The news initially pulled down the benchmark KOSPI .KS11 by 1%, but that just lured buyers looking for exposure to Asia's best-performing market in 2025, a title it won on the back of surging AI-driven demand in the tech sectors.

On Tuesday, that tech euphoria helped the index rally 135.26 points, or 2.73%, to close at 5,084.85, its biggest one-day increase since January 5.

Heavy lifters were Samsung Electronics 005930.KS and SK Hynix 000660.KS, the two chipmakers dominating in memory chips critical for AI-linked data centers. Samsung rose 4.87%, while SK Hynix soared 8.70% to a record high.

South Korea’s automakers clawed back early losses, with shares of Hyundai Motor 005380.KS closing down 0.81%. Sister company Kia Corp 000270.KS finished 1.1% lower after dropping as much as 6% earlier. Hyundai Mobis 012330.KS fell 1.1% having lost as much as 5.7% intraday.

The won KRW= was down 0.3% at 1,447.9 per dollar as of 0832 GMT, also retracing initial losses of 0.6%, coming off a near one-month high hit on Monday.

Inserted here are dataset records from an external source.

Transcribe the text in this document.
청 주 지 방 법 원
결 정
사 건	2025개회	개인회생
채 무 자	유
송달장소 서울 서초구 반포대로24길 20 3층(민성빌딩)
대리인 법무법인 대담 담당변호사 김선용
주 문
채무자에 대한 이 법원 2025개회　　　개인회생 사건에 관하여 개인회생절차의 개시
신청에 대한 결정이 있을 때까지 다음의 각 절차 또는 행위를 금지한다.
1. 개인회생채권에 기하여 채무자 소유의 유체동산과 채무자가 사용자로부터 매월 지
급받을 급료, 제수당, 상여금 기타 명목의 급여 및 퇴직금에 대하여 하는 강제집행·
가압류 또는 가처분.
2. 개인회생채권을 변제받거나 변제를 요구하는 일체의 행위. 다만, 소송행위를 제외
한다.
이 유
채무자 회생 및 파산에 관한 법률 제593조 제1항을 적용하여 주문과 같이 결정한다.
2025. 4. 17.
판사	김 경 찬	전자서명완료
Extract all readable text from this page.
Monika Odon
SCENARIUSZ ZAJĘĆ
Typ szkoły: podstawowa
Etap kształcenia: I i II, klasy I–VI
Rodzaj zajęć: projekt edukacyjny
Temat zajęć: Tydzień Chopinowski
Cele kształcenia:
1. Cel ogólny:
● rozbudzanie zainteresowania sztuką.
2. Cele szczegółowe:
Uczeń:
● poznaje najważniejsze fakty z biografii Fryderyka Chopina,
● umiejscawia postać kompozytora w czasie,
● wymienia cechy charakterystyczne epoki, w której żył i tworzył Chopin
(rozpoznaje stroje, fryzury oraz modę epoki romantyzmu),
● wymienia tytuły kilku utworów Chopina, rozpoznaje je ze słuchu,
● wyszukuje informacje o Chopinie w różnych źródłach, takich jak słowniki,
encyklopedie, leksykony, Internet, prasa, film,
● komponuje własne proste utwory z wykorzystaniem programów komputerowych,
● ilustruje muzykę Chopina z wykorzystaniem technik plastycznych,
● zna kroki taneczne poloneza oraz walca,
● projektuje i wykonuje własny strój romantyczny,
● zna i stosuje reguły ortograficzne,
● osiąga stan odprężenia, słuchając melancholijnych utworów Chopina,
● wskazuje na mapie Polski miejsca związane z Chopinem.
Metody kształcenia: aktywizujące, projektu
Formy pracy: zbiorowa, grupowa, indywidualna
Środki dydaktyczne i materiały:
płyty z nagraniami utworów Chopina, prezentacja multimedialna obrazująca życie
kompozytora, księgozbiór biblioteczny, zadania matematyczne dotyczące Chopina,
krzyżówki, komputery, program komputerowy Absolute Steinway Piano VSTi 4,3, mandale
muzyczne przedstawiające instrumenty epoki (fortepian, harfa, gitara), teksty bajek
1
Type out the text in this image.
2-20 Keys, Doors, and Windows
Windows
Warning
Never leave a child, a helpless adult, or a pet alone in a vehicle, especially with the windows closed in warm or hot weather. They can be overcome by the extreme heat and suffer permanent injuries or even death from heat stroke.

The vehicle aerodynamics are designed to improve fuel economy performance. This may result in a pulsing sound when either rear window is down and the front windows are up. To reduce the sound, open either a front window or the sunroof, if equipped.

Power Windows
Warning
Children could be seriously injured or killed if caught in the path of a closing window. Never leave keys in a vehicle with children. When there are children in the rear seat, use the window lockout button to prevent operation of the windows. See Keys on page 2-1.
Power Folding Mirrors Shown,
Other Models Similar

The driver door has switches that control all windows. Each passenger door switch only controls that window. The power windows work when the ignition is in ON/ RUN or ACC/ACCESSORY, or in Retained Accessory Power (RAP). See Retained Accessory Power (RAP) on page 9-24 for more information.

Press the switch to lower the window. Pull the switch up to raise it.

"Some investors took today as an opportunity to buy-on-the-dip as many who missed out on the recent rally were waiting for some kind of correction," said Lee Sung-hoon, an analyst at Kiwoom Securities.

"Market participants are well aware of how political situations related to tariffs unfold so not many are regarding this as something that could actually hurt corporate earnings."

South Korea scrambled on Tuesday to assure the U.S. it remained committed to implementing a trade deal, and announced plans to send a top trade envoy to Washington soon to meet U.S. Trade Representative Jamieson Greer.

It was not immediately clear when Trump's threatened tariff hike would take effect, or what specifically triggered the U.S. President's directive.